My heart drops to the floor. “Nyrene?”
Elaina sweeps a hasty curtsy. “She’s fine. It’s a routine examination.”
“Is she all right?” I just saw her last night. She seemed all right. How could she be all right, and not all right? Was she hiding some horrible illness? Cancer? Of course, she’d hide her illness, she wouldn’t want anyone to look at her differently—
Elaina curtsies lower. “She’s fine. She wanted it done before the war begins. We’re very healthy. About fourteen weeks along.”
“Fourt—” Delayed sickness punches my eardrums, and my brain catches up to my mouth. “A . . . child?”
“They’re both fine.” Elaina sweeps to the door, beckons me to follow. “Come and see. I can show you the render. You can see your son.”
His son.
A poisonous stone drops into my chest and expands. A child. Razanhi’s beloved heir. I need to sit down, but there’s no place to do that except on the table under the multiscope.
Elaina holds the door. “Coming?”
“No,” I breathe.
She crosses her big arms and frowns.
Razanhi’s behaving like a lunatic, but I don’t care. She can think whatever she wants. I say, “Does Deercat know?”

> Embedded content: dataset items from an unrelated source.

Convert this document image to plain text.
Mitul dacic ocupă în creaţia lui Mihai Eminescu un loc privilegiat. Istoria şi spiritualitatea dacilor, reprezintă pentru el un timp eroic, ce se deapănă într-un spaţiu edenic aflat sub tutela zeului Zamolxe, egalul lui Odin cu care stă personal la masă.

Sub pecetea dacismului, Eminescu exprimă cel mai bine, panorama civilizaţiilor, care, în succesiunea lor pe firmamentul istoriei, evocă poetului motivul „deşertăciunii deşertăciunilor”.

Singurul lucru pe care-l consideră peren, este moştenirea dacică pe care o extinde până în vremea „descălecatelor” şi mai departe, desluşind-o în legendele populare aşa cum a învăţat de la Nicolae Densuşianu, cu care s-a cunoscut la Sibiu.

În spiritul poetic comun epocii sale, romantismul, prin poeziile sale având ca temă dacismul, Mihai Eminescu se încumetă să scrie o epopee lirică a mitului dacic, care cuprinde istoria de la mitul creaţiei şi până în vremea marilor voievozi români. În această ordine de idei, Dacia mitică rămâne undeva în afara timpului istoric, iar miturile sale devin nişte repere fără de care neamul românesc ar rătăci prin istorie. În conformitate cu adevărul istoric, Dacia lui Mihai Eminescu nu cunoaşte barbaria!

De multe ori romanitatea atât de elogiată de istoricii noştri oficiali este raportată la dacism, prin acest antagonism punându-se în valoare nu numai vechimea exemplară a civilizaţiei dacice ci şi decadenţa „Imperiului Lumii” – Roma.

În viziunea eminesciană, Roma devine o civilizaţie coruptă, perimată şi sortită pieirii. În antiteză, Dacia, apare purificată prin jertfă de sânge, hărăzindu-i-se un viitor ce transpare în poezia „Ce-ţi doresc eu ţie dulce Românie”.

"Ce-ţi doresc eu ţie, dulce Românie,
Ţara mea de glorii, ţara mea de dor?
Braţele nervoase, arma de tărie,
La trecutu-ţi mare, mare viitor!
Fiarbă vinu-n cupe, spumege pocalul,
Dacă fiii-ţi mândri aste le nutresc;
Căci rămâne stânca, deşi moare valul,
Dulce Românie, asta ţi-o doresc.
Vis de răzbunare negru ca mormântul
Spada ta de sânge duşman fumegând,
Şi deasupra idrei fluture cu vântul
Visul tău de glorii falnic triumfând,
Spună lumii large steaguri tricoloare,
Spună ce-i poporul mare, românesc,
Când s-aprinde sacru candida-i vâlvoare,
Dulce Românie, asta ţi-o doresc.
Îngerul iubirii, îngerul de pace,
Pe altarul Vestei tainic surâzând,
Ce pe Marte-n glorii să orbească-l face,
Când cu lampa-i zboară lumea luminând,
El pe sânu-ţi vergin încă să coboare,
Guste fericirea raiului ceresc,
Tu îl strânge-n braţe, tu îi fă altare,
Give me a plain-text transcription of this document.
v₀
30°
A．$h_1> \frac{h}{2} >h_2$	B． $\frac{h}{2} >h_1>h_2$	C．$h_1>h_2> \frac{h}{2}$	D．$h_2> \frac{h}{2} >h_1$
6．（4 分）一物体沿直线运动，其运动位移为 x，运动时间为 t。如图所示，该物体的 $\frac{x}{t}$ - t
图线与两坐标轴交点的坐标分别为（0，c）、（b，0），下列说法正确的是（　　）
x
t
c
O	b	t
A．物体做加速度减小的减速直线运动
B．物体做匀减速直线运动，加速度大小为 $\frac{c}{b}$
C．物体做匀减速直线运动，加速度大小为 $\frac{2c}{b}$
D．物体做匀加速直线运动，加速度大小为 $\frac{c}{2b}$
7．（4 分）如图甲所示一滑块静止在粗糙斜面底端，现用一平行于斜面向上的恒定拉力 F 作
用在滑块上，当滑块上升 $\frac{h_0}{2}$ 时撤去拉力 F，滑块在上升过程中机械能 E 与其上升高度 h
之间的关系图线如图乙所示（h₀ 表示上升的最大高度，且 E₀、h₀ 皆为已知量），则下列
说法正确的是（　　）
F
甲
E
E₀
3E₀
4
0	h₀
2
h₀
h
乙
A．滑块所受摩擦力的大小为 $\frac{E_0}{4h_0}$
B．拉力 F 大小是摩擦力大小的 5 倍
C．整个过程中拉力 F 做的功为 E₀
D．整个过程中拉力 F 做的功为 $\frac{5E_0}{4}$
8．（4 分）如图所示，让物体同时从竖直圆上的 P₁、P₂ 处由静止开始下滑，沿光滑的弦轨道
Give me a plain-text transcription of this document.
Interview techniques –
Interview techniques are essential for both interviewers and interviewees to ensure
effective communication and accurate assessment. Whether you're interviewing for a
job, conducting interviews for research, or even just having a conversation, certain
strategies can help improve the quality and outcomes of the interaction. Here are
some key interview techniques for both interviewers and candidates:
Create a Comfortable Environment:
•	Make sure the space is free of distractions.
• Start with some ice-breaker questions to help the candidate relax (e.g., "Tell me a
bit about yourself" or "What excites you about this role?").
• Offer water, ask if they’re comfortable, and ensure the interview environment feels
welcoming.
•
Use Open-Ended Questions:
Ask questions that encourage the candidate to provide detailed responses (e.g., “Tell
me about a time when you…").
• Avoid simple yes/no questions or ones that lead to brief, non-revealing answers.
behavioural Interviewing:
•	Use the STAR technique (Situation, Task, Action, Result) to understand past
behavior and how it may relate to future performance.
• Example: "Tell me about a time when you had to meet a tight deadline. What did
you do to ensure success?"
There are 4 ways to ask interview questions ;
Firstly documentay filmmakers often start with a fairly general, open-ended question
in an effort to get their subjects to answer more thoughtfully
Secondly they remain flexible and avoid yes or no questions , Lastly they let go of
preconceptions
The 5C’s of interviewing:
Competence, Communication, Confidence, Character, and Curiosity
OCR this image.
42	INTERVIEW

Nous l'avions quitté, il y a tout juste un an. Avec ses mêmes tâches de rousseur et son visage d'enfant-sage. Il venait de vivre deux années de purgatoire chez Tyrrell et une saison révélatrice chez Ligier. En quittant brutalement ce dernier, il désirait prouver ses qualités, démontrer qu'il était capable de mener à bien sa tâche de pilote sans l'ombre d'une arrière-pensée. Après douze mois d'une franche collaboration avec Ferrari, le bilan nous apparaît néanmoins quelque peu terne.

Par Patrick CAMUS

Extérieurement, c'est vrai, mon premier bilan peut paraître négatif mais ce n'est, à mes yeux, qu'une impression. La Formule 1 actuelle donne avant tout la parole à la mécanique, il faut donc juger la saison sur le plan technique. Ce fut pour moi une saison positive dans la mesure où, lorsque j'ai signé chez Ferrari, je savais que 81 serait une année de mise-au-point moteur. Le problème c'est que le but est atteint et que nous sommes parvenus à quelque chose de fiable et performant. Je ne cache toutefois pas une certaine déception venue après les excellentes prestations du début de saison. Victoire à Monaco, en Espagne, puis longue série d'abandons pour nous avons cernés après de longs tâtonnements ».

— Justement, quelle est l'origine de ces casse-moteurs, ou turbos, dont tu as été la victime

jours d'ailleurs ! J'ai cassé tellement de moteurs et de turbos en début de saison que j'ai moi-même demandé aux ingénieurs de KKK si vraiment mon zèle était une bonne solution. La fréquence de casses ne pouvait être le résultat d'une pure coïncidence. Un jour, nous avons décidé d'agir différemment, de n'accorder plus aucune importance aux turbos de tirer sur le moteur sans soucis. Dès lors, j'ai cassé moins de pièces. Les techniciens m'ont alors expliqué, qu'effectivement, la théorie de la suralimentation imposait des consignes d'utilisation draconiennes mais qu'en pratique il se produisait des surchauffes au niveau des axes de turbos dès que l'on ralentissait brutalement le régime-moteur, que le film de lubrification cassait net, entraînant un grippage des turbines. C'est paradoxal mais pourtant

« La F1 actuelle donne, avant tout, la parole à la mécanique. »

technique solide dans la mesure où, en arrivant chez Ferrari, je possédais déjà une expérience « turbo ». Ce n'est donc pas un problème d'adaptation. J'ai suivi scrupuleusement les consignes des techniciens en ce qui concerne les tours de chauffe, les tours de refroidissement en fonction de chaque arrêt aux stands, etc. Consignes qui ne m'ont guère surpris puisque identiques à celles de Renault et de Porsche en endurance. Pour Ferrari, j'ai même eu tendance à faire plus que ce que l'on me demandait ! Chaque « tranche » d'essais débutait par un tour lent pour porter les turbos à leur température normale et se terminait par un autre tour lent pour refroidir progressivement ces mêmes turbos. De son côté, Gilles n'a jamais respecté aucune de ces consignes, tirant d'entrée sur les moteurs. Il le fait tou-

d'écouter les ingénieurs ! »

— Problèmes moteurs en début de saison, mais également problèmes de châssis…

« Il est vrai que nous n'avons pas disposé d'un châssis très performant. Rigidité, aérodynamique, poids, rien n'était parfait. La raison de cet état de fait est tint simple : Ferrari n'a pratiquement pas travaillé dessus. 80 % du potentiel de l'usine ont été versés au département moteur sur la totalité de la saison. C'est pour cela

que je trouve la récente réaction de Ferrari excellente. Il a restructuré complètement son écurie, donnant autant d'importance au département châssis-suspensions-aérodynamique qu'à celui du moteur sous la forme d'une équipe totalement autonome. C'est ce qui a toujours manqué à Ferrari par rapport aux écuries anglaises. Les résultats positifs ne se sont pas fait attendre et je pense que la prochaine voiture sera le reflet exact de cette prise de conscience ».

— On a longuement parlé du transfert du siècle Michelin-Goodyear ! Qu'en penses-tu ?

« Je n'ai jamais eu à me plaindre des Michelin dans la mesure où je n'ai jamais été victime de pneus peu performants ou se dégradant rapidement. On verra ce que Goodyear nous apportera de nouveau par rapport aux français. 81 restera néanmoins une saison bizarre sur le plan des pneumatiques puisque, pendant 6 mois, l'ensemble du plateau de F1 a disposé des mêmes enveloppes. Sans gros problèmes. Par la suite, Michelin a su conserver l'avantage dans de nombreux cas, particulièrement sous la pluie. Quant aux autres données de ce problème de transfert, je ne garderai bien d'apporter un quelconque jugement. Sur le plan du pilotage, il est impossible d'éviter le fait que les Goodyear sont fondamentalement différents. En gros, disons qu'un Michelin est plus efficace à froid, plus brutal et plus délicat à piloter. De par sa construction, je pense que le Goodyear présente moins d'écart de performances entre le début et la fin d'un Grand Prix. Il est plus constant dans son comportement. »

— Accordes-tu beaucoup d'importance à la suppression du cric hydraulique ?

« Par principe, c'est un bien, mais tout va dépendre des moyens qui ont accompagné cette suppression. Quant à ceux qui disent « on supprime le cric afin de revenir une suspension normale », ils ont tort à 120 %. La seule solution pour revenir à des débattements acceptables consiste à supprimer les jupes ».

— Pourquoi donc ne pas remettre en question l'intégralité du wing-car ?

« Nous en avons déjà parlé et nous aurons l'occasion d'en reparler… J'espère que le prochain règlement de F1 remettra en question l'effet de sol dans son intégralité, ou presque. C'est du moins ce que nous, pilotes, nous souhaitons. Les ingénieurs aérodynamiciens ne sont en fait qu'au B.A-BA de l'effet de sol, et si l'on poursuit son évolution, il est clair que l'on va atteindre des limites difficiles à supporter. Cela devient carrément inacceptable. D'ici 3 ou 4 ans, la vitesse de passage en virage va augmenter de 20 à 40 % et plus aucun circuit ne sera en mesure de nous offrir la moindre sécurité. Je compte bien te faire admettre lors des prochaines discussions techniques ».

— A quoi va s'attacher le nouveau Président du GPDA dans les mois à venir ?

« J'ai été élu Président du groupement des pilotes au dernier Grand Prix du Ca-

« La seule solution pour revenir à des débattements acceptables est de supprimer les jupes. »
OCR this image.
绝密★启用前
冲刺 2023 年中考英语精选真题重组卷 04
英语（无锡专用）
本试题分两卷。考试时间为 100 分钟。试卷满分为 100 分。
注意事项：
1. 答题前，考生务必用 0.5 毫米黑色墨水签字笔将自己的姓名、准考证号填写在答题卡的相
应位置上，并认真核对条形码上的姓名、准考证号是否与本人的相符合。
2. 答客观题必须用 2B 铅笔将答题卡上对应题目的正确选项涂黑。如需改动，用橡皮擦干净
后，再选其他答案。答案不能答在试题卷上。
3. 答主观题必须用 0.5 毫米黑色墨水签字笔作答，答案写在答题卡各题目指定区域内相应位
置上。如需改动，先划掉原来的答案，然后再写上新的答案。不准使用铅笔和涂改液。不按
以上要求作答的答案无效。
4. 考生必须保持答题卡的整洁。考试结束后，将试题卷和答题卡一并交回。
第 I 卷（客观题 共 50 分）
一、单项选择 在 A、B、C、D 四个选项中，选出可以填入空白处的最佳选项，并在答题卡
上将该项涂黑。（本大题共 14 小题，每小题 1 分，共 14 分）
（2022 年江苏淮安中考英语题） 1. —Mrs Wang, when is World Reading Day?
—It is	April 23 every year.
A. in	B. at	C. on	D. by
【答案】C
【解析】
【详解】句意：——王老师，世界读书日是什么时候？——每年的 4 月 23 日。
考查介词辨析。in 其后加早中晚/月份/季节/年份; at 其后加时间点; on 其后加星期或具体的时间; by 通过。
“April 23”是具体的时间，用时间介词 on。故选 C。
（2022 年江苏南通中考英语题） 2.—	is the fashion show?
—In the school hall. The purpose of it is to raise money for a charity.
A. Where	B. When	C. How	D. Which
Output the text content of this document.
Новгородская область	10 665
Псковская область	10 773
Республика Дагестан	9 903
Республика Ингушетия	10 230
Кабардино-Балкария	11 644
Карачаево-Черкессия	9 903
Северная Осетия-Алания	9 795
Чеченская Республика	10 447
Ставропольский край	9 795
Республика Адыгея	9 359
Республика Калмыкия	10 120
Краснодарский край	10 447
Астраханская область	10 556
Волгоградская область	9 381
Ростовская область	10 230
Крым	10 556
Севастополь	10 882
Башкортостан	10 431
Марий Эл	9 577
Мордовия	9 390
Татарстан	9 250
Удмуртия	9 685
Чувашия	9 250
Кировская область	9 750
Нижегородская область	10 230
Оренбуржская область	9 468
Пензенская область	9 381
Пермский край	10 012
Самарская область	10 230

Hell, does Razanhi know? I’m sure he does. How many months is fourteen weeks? I can’t think straight. How many weeks in a month?
Elaina says, “I’m going to prescribe you a potion for stress. I need you to take it three times a day with food.” Her fingers drum staccato on her crystal.
I don’t need a potion for stress. I need to know if Razanhi knows. Is it possible—a warm rush sweeps up my spine—is it possible Nyrene didn’t tell him?
If she didn’t tell him, that could mean only one thing: she’s planning to escape Almathea. Once Razanhi found out about her pregnancy, the empire would never let her out of sight again. If she’s going to escape, she has to do it soon.
I walk back to the prince’s suite buzzing hot and cold inside. Nyrene’s always been a solitary bubble rising above the roaring, ignorant masses. Now they’ve pierced her bubble. They’ll drag her from the inside out into the carnage. If she stays in Almathea, they’ll crush her into shape around Razanhi’s whelp, as a prisoner chained to his son. The future king.